Comme précédemment, l’auteur conjugue à merveille la tradition de la farce énorme, chère à de nombreux auteurs de langues slaves depuis le XIXème siècle, brillamment théorisée par Mikhaïl Bakhtine dans les années 1960, avec un retentissement universel, rénovée depuis une vingtaine d’années dans le creuset post-soviétique, et celle d’une satire sociale et politique qui n’en est que plus vigoureuse et cruelle, d’être drapée dans une si formidable épaisseur d’humour noir et déjanté.

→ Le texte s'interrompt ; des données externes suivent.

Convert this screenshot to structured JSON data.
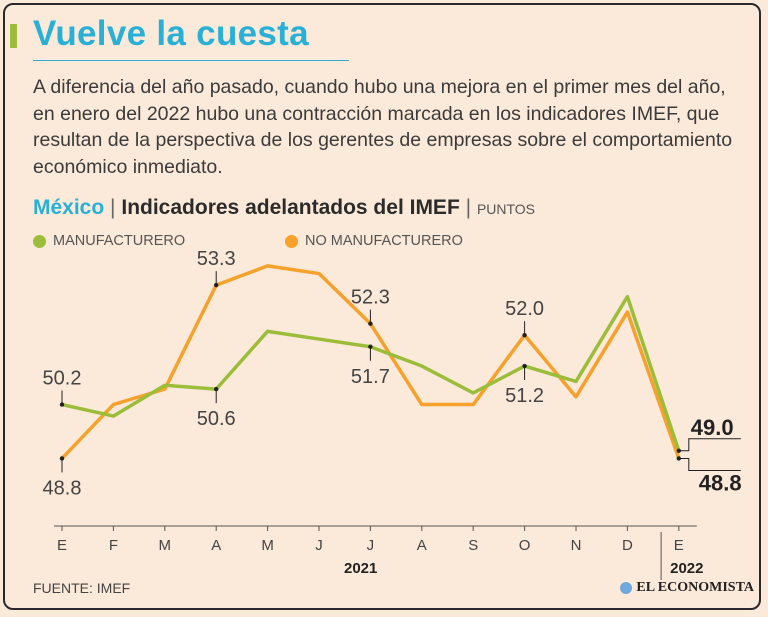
{
  "headline": "Vuelve la cuesta",
  "intro": "A diferencia del año pasado, cuando hubo una mejora en el primer mes del año, en enero del 2022 hubo una contracción marcada en los indicadores IMEF, que resultan de la perspectiva de los gerentes de empresas sobre el comportamiento económico inmediato.",
  "chart_heading": {
    "country": "México",
    "separator": "|",
    "title": "Indicadores adelantados del IMEF",
    "units": "PUNTOS"
  },
  "source": "FUENTE: IMEF",
  "brand": "EL ECONOMISTA",
  "colors": {
    "accent": "#29b0d6",
    "manufacturero": "#9bbd3a",
    "no_manufacturero": "#f5a12c",
    "background": "#fbe9d9",
    "axis": "#555555"
  },
  "chart_data": {
    "type": "line",
    "title": "Indicadores adelantados del IMEF",
    "ylabel": "PUNTOS",
    "xlabel": "",
    "categories": [
      "E",
      "F",
      "M",
      "A",
      "M",
      "J",
      "J",
      "A",
      "S",
      "O",
      "N",
      "D",
      "E"
    ],
    "year_labels": [
      {
        "label": "2021",
        "from": 0,
        "to": 11
      },
      {
        "label": "2022",
        "from": 12,
        "to": 12
      }
    ],
    "ylim": [
      47.8,
      53.9
    ],
    "grid": false,
    "series": [
      {
        "name": "MANUFACTURERO",
        "key": "manufacturero",
        "values": [
          50.2,
          49.9,
          50.7,
          50.6,
          52.1,
          51.9,
          51.7,
          51.2,
          50.5,
          51.2,
          50.8,
          53.0,
          49.0
        ]
      },
      {
        "name": "NO MANUFACTURERO",
        "key": "no_manufacturero",
        "values": [
          48.8,
          50.2,
          50.6,
          53.3,
          53.8,
          53.6,
          52.3,
          50.2,
          50.2,
          52.0,
          50.4,
          52.6,
          48.8
        ]
      }
    ],
    "annotations": [
      {
        "series": 0,
        "index": 0,
        "text": "50.2",
        "pos": "above"
      },
      {
        "series": 1,
        "index": 0,
        "text": "48.8",
        "pos": "below"
      },
      {
        "series": 1,
        "index": 3,
        "text": "53.3",
        "pos": "above"
      },
      {
        "series": 0,
        "index": 3,
        "text": "50.6",
        "pos": "below"
      },
      {
        "series": 1,
        "index": 6,
        "text": "52.3",
        "pos": "above"
      },
      {
        "series": 0,
        "index": 6,
        "text": "51.7",
        "pos": "below"
      },
      {
        "series": 1,
        "index": 9,
        "text": "52.0",
        "pos": "above"
      },
      {
        "series": 0,
        "index": 9,
        "text": "51.2",
        "pos": "below"
      },
      {
        "series": 0,
        "index": 12,
        "text": "49.0",
        "pos": "right-up",
        "bold": true
      },
      {
        "series": 1,
        "index": 12,
        "text": "48.8",
        "pos": "right-down",
        "bold": true
      }
    ]
  }
}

Barack Obama me sourit affectueusement et me tapote l’épaule en s’inclinant un peu, de toute sa hauteur de star de la NBA.
– Souviens-toi de cette journée, jeune homme, me conseille-t-il.

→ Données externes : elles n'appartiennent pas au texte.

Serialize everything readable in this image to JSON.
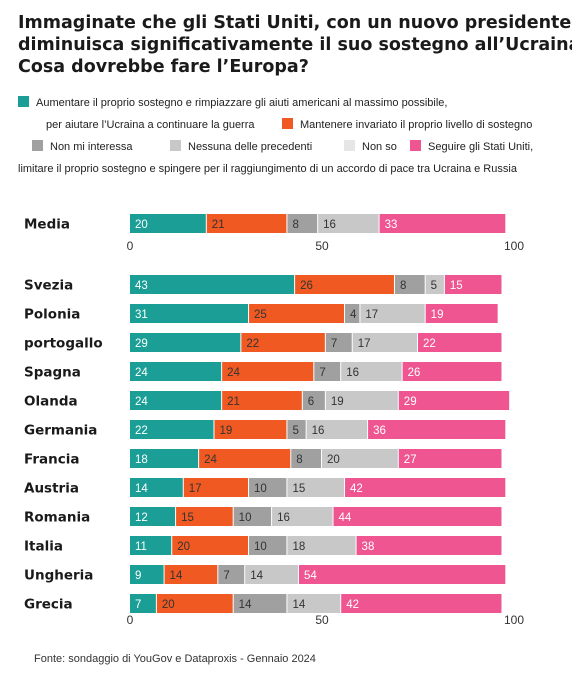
{
  "title_lines": [
    "Immaginate che gli Stati Uniti, con un nuovo presidente,",
    "diminuisca significativamente il suo sostegno all’Ucraina.",
    "Cosa dovrebbe fare l’Europa?"
  ],
  "legend_lines": [
    [
      {
        "series": 0,
        "text": "Aumentare il proprio sostegno e rimpiazzare gli aiuti americani al massimo possibile,"
      }
    ],
    [
      {
        "series": -1,
        "text": "per aiutare l’Ucraina a continuare la guerra"
      },
      {
        "series": 1,
        "text": "Mantenere invariato il proprio livello di sostegno"
      }
    ],
    [
      {
        "series": 2,
        "text": "Non mi interessa"
      },
      {
        "series": 3,
        "text": "Nessuna delle precedenti"
      },
      {
        "series": 4,
        "text": "Non so"
      },
      {
        "series": 5,
        "text": "Seguire gli Stati Uniti,"
      }
    ],
    [
      {
        "series": -1,
        "text": "limitare il proprio sostegno e spingere per il raggiungimento di un accordo di pace tra Ucraina e Russia"
      }
    ]
  ],
  "source": "Fonte: sondaggio di YouGov e Dataproxis - Gennaio 2024",
  "colors": {
    "series": [
      "#1a9e95",
      "#f05a22",
      "#a0a0a0",
      "#c8c8c8",
      "#e6e6e6",
      "#ee5591"
    ],
    "label_light": "#ffffff",
    "label_dark": "#333333"
  },
  "chart_data": [
    {
      "type": "bar",
      "orientation": "horizontal",
      "stacked": true,
      "categories": [
        "Media"
      ],
      "series": [
        {
          "name": "Aumentare il proprio sostegno e rimpiazzare gli aiuti americani al massimo possibile, per aiutare l’Ucraina a continuare la guerra",
          "values": [
            20
          ]
        },
        {
          "name": "Mantenere invariato il proprio livello di sostegno",
          "values": [
            21
          ]
        },
        {
          "name": "Non mi interessa",
          "values": [
            8
          ]
        },
        {
          "name": "Nessuna delle precedenti",
          "values": [
            16
          ]
        },
        {
          "name": "Non so",
          "values": [
            0
          ]
        },
        {
          "name": "Seguire gli Stati Uniti, limitare il proprio sostegno e spingere per il raggiungimento di un accordo di pace tra Ucraina e Russia",
          "values": [
            33
          ]
        }
      ],
      "xlim": [
        0,
        100
      ],
      "xticks": [
        0,
        50,
        100
      ]
    },
    {
      "type": "bar",
      "orientation": "horizontal",
      "stacked": true,
      "categories": [
        "Svezia",
        "Polonia",
        "portogallo",
        "Spagna",
        "Olanda",
        "Germania",
        "Francia",
        "Austria",
        "Romania",
        "Italia",
        "Ungheria",
        "Grecia"
      ],
      "series": [
        {
          "name": "Aumentare il proprio sostegno e rimpiazzare gli aiuti americani al massimo possibile, per aiutare l’Ucraina a continuare la guerra",
          "values": [
            43,
            31,
            29,
            24,
            24,
            22,
            18,
            14,
            12,
            11,
            9,
            7
          ]
        },
        {
          "name": "Mantenere invariato il proprio livello di sostegno",
          "values": [
            26,
            25,
            22,
            24,
            21,
            19,
            24,
            17,
            15,
            20,
            14,
            20
          ]
        },
        {
          "name": "Non mi interessa",
          "values": [
            8,
            4,
            7,
            7,
            6,
            5,
            8,
            10,
            10,
            10,
            7,
            14
          ]
        },
        {
          "name": "Nessuna delle precedenti",
          "values": [
            5,
            17,
            17,
            16,
            19,
            16,
            20,
            15,
            16,
            18,
            14,
            14
          ]
        },
        {
          "name": "Non so",
          "values": [
            0,
            0,
            0,
            0,
            0,
            0,
            0,
            0,
            0,
            0,
            0,
            0
          ]
        },
        {
          "name": "Seguire gli Stati Uniti, limitare il proprio sostegno e spingere per il raggiungimento di un accordo di pace tra Ucraina e Russia",
          "values": [
            15,
            19,
            22,
            26,
            29,
            36,
            27,
            42,
            44,
            38,
            54,
            42
          ]
        }
      ],
      "xlim": [
        0,
        100
      ],
      "xticks": [
        0,
        50,
        100
      ]
    }
  ]
}
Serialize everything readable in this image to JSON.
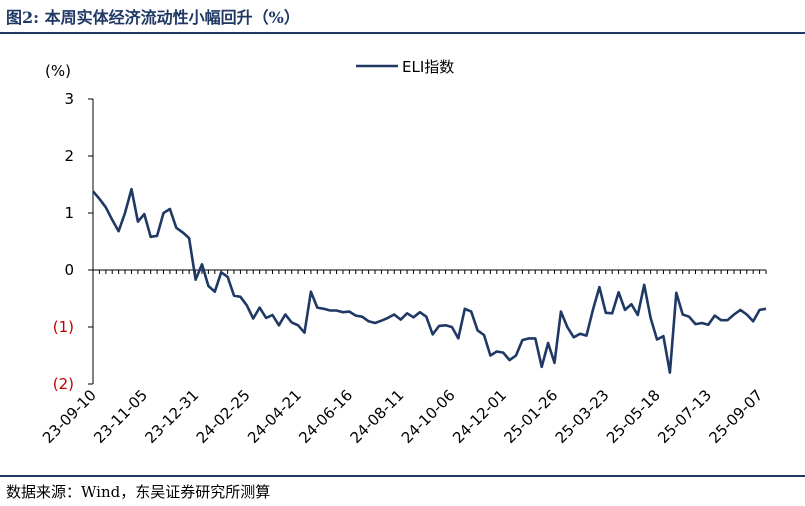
{
  "figure": {
    "title": "图2:  本周实体经济流动性小幅回升（%）",
    "source": "数据来源：Wind，东吴证券研究所测算"
  },
  "colors": {
    "series": "#1f3864",
    "negative_tick": "#c00000",
    "axis": "#000000"
  },
  "chart_data": {
    "type": "line",
    "ylabel": "(%)",
    "ylim": [
      -2,
      3
    ],
    "yticks": [
      {
        "value": 3,
        "label": "3"
      },
      {
        "value": 2,
        "label": "2"
      },
      {
        "value": 1,
        "label": "1"
      },
      {
        "value": 0,
        "label": "0"
      },
      {
        "value": -1,
        "label": "(1)"
      },
      {
        "value": -2,
        "label": "(2)"
      }
    ],
    "xlim": [
      "2023-09-10",
      "2025-09-14"
    ],
    "xticks": [
      "23-09-10",
      "23-11-05",
      "23-12-31",
      "24-02-25",
      "24-04-21",
      "24-06-16",
      "24-08-11",
      "24-10-06",
      "24-12-01",
      "25-01-26",
      "25-03-23",
      "25-05-18",
      "25-07-13",
      "25-09-07"
    ],
    "legend_position": "top-center",
    "grid": false,
    "series": [
      {
        "name": "ELI指数",
        "points": [
          [
            "2023-09-10",
            1.38
          ],
          [
            "2023-09-17",
            1.25
          ],
          [
            "2023-09-24",
            1.1
          ],
          [
            "2023-10-01",
            0.88
          ],
          [
            "2023-10-08",
            0.68
          ],
          [
            "2023-10-15",
            1.0
          ],
          [
            "2023-10-22",
            1.42
          ],
          [
            "2023-10-29",
            0.85
          ],
          [
            "2023-11-05",
            0.98
          ],
          [
            "2023-11-12",
            0.58
          ],
          [
            "2023-11-19",
            0.6
          ],
          [
            "2023-11-26",
            1.0
          ],
          [
            "2023-12-03",
            1.07
          ],
          [
            "2023-12-10",
            0.74
          ],
          [
            "2023-12-17",
            0.66
          ],
          [
            "2023-12-24",
            0.56
          ],
          [
            "2023-12-31",
            -0.17
          ],
          [
            "2024-01-07",
            0.1
          ],
          [
            "2024-01-14",
            -0.28
          ],
          [
            "2024-01-21",
            -0.38
          ],
          [
            "2024-01-28",
            -0.04
          ],
          [
            "2024-02-04",
            -0.12
          ],
          [
            "2024-02-11",
            -0.45
          ],
          [
            "2024-02-18",
            -0.47
          ],
          [
            "2024-02-25",
            -0.62
          ],
          [
            "2024-03-03",
            -0.85
          ],
          [
            "2024-03-10",
            -0.66
          ],
          [
            "2024-03-17",
            -0.84
          ],
          [
            "2024-03-24",
            -0.79
          ],
          [
            "2024-03-31",
            -0.97
          ],
          [
            "2024-04-07",
            -0.78
          ],
          [
            "2024-04-14",
            -0.92
          ],
          [
            "2024-04-21",
            -0.97
          ],
          [
            "2024-04-28",
            -1.1
          ],
          [
            "2024-05-05",
            -0.38
          ],
          [
            "2024-05-12",
            -0.66
          ],
          [
            "2024-05-19",
            -0.68
          ],
          [
            "2024-05-26",
            -0.71
          ],
          [
            "2024-06-02",
            -0.71
          ],
          [
            "2024-06-09",
            -0.74
          ],
          [
            "2024-06-16",
            -0.73
          ],
          [
            "2024-06-23",
            -0.8
          ],
          [
            "2024-06-30",
            -0.82
          ],
          [
            "2024-07-07",
            -0.9
          ],
          [
            "2024-07-14",
            -0.93
          ],
          [
            "2024-07-21",
            -0.89
          ],
          [
            "2024-07-28",
            -0.84
          ],
          [
            "2024-08-04",
            -0.78
          ],
          [
            "2024-08-11",
            -0.87
          ],
          [
            "2024-08-18",
            -0.76
          ],
          [
            "2024-08-25",
            -0.83
          ],
          [
            "2024-09-01",
            -0.74
          ],
          [
            "2024-09-08",
            -0.82
          ],
          [
            "2024-09-15",
            -1.13
          ],
          [
            "2024-09-22",
            -0.98
          ],
          [
            "2024-09-29",
            -0.97
          ],
          [
            "2024-10-06",
            -1.0
          ],
          [
            "2024-10-13",
            -1.2
          ],
          [
            "2024-10-20",
            -0.68
          ],
          [
            "2024-10-27",
            -0.73
          ],
          [
            "2024-11-03",
            -1.06
          ],
          [
            "2024-11-10",
            -1.14
          ],
          [
            "2024-11-17",
            -1.5
          ],
          [
            "2024-11-24",
            -1.43
          ],
          [
            "2024-12-01",
            -1.45
          ],
          [
            "2024-12-08",
            -1.58
          ],
          [
            "2024-12-15",
            -1.5
          ],
          [
            "2024-12-22",
            -1.23
          ],
          [
            "2024-12-29",
            -1.2
          ],
          [
            "2025-01-05",
            -1.2
          ],
          [
            "2025-01-12",
            -1.7
          ],
          [
            "2025-01-19",
            -1.28
          ],
          [
            "2025-01-26",
            -1.63
          ],
          [
            "2025-02-02",
            -0.73
          ],
          [
            "2025-02-09",
            -1.0
          ],
          [
            "2025-02-16",
            -1.18
          ],
          [
            "2025-02-23",
            -1.12
          ],
          [
            "2025-03-02",
            -1.15
          ],
          [
            "2025-03-09",
            -0.7
          ],
          [
            "2025-03-16",
            -0.3
          ],
          [
            "2025-03-23",
            -0.75
          ],
          [
            "2025-03-30",
            -0.76
          ],
          [
            "2025-04-06",
            -0.39
          ],
          [
            "2025-04-13",
            -0.7
          ],
          [
            "2025-04-20",
            -0.6
          ],
          [
            "2025-04-27",
            -0.79
          ],
          [
            "2025-05-04",
            -0.26
          ],
          [
            "2025-05-11",
            -0.84
          ],
          [
            "2025-05-18",
            -1.22
          ],
          [
            "2025-05-25",
            -1.16
          ],
          [
            "2025-06-01",
            -1.8
          ],
          [
            "2025-06-08",
            -0.4
          ],
          [
            "2025-06-15",
            -0.78
          ],
          [
            "2025-06-22",
            -0.82
          ],
          [
            "2025-06-29",
            -0.95
          ],
          [
            "2025-07-06",
            -0.93
          ],
          [
            "2025-07-13",
            -0.96
          ],
          [
            "2025-07-20",
            -0.8
          ],
          [
            "2025-07-27",
            -0.88
          ],
          [
            "2025-08-03",
            -0.88
          ],
          [
            "2025-08-10",
            -0.78
          ],
          [
            "2025-08-17",
            -0.7
          ],
          [
            "2025-08-24",
            -0.78
          ],
          [
            "2025-08-31",
            -0.9
          ],
          [
            "2025-09-07",
            -0.7
          ],
          [
            "2025-09-14",
            -0.68
          ]
        ]
      }
    ]
  }
}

– Je n’y manquerai pas, l’assuré-je avec d’autant plus de conviction que j’en ai effectivement l’intention.
– Et souviens-t’en avec précision.
Comme tous les hommes politiques, il est si préoccupé de lui-même qu’il ne tient aucun compte de son interlocuteur.
– Elle fera date dans l’histoire contemporaine, prédit-il. La liberté et la prospérité généralisée vont aujourd’hui franchir cette porte et faire leur entrée dans le monde, continue-t-il en désignant un battant en chêne massif. Et tu auras le grand bonheur de raconter à tes descendants que c’est à toi, oui, à toi, qu’est revenu l’honneur d’ouvrir cette porte pour le monde, poursuit Obama. Pas vrai ?

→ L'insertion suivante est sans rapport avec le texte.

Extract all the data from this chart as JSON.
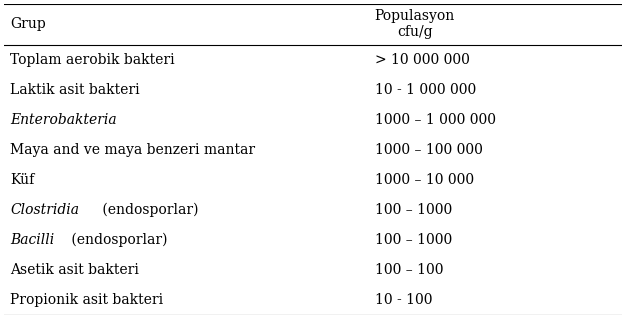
{
  "col1_header": "Grup",
  "col2_header": "Populasyon\ncfu/g",
  "rows": [
    {
      "grup": "Toplam aerobik bakteri",
      "pop": "> 10 000 000",
      "italic_part": null
    },
    {
      "grup": "Laktik asit bakteri",
      "pop": "10 - 1 000 000",
      "italic_part": null
    },
    {
      "grup": "Enterobakteria",
      "pop": "1000 – 1 000 000",
      "italic_part": "Enterobakteria"
    },
    {
      "grup": "Maya and ve maya benzeri mantar",
      "pop": "1000 – 100 000",
      "italic_part": null
    },
    {
      "grup": "Küf",
      "pop": "1000 – 10 000",
      "italic_part": null
    },
    {
      "grup": "Clostridia (endosporlar)",
      "pop": "100 – 1000",
      "italic_part": "Clostridia"
    },
    {
      "grup": "Bacilli (endosporlar)",
      "pop": "100 – 1000",
      "italic_part": "Bacilli"
    },
    {
      "grup": "Asetik asit bakteri",
      "pop": "100 – 100",
      "italic_part": null
    },
    {
      "grup": "Propionik asit bakteri",
      "pop": "10 - 100",
      "italic_part": null
    }
  ],
  "bg_color": "#ffffff",
  "text_color": "#000000",
  "font_size": 10,
  "header_font_size": 10,
  "col_split": 0.58,
  "figsize": [
    6.26,
    3.19
  ],
  "dpi": 100
}
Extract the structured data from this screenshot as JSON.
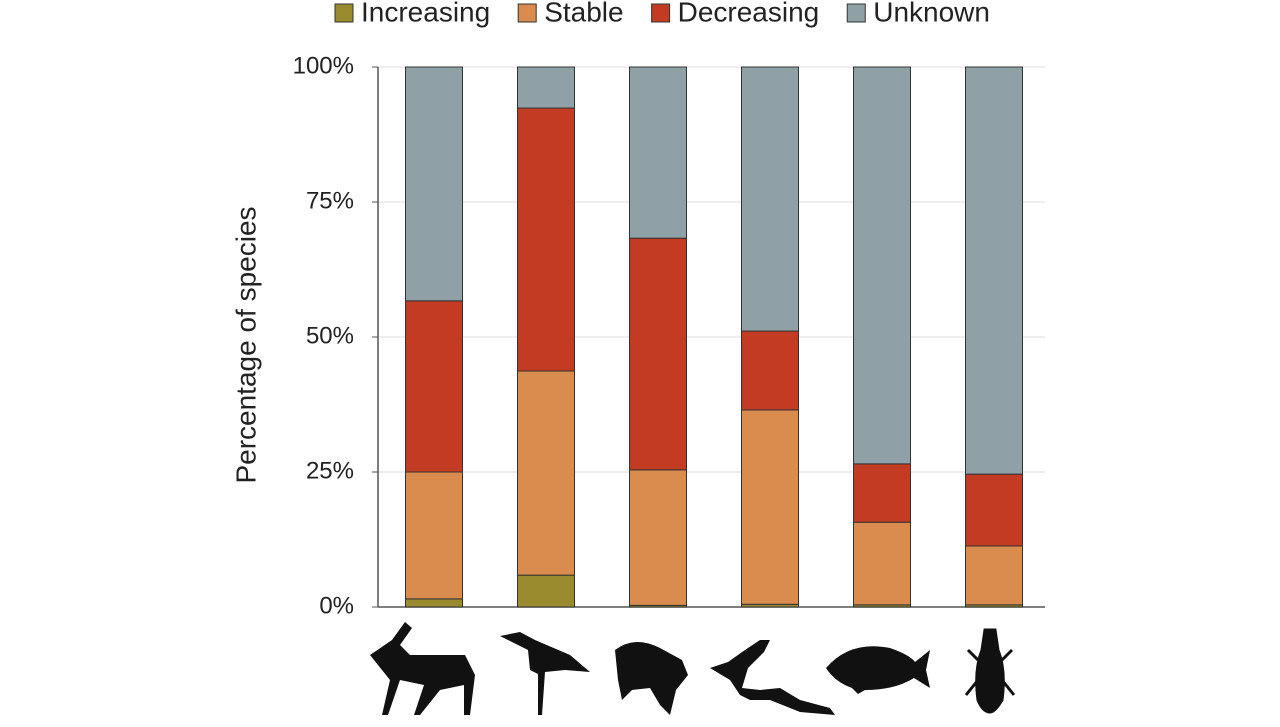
{
  "chart_data": {
    "type": "stacked_bar",
    "ylabel": "Percentage of species",
    "categories": [
      null,
      null,
      null,
      null,
      null,
      null
    ],
    "series": [
      {
        "name": "Increasing",
        "color": "#9a8c2e",
        "values": [
          1.5,
          5.9,
          0.3,
          0.5,
          0.4,
          0.4
        ]
      },
      {
        "name": "Stable",
        "color": "#d98c4e",
        "values": [
          23.5,
          37.8,
          25.1,
          36.0,
          15.3,
          10.9
        ]
      },
      {
        "name": "Decreasing",
        "color": "#c23b22",
        "values": [
          31.7,
          48.7,
          42.9,
          14.6,
          10.8,
          13.3
        ]
      },
      {
        "name": "Unknown",
        "color": "#8fa0a6",
        "values": [
          43.3,
          7.6,
          31.7,
          48.9,
          73.5,
          75.4
        ]
      }
    ],
    "ylim": [
      0,
      100
    ],
    "yticks": [
      {
        "value": 0,
        "label": "0%"
      },
      {
        "value": 25,
        "label": "25%"
      },
      {
        "value": 50,
        "label": "50%"
      },
      {
        "value": 75,
        "label": "75%"
      },
      {
        "value": 100,
        "label": "100%"
      }
    ],
    "grid": true,
    "legend": "top"
  }
}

Il n’oublie pas d’enfoncer les vérités qu’il vient de m’assener par un petit tour de passe-passe tiré du bouquin de Carnegie.
Entre le fil d’une prise d’otages à l’ONU, concernant presque l’ensemble des chefs d’État du monde entier, et celui de la concentration de la déliquescence totale de la Moldavie, aux plans politique, économique, social et humain, dans le micro-univers emblématique d’un pénitencier à la fois bien particulier et terriblement général, Vladimir Lortchenkov joue magnifiquement avec les nerfs de la lectrice ou du lecteur, multipliant les angles de vue pour décrire, dans un rire tonitruant et tragique qui évoque fort logiquement celui de l’Emir Kusturica de « Chat noir chat blanc », qu’un génie sorti de la bouteille en exprimant un talent légèrement pétomane aurait mâtiné des bandes dessinées « Le Goulag » de Dimitri.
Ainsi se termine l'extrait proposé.